On 01/20/2011 12:24 AM, Gour wrote:

I've feeling that you just copied the above from FAQ and never
actually tried Archlinux.

No, I haven't tried it. I'm not going to try every OS that comes down the pike. If the FAQ says that you're going to have to be more of an expert with your system, then I believe it. If it's wrong, then maybe you can push them to update it.

The "do-it-yourself" from the above means that in Arch user is not
forced to use specific DE, WM etc., can choose whether he prefers WiCD
over NM etc.

So instead of giving you a bunch of sane defaults, you have to make a bunch of choices up front. That's a heavy investment of time, especially for somebody unfamiliar with Linux.

That's not true...In Arch there is simply no Arch-8.10 or Arch-10.10
which means that whenever you update your system package manager will
simply pull all the packages which are required for desired kernel,
gcc version etc.

The upgrade problems are still there. *Every package* you upgrade has a chance to be incompatible with the previous version.
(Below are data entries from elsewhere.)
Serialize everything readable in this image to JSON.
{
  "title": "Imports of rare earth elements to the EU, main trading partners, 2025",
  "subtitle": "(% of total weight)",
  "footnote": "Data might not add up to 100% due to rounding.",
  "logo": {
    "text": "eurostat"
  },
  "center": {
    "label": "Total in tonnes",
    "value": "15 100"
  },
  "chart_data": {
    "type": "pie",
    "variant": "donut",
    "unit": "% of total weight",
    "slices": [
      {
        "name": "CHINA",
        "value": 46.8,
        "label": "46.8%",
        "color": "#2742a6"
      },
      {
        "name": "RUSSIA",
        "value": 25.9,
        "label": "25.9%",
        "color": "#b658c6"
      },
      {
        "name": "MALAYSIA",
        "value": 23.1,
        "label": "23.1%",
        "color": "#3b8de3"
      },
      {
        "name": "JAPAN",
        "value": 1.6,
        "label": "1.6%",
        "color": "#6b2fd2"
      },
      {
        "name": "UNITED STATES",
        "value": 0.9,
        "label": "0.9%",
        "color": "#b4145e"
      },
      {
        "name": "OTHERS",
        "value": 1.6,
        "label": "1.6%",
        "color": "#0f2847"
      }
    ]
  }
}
The longer you wait, the more incompatibilities there will be.

Otoh, with Ubuntu, upgrade from 8.10 to 10.10 is always a major
undertaking (I'm familiar with it since  '99 when I used SuSE and had
experience with deps hell.)

Highlighting the problem of waiting too long to upgrade. You're skipping an entire release. I'd like to see you take a snapshot of Arch from 2008, use the system for 2 years without updating, and then upgrade to the latest packages. Do you think Arch is going to magically have no problems?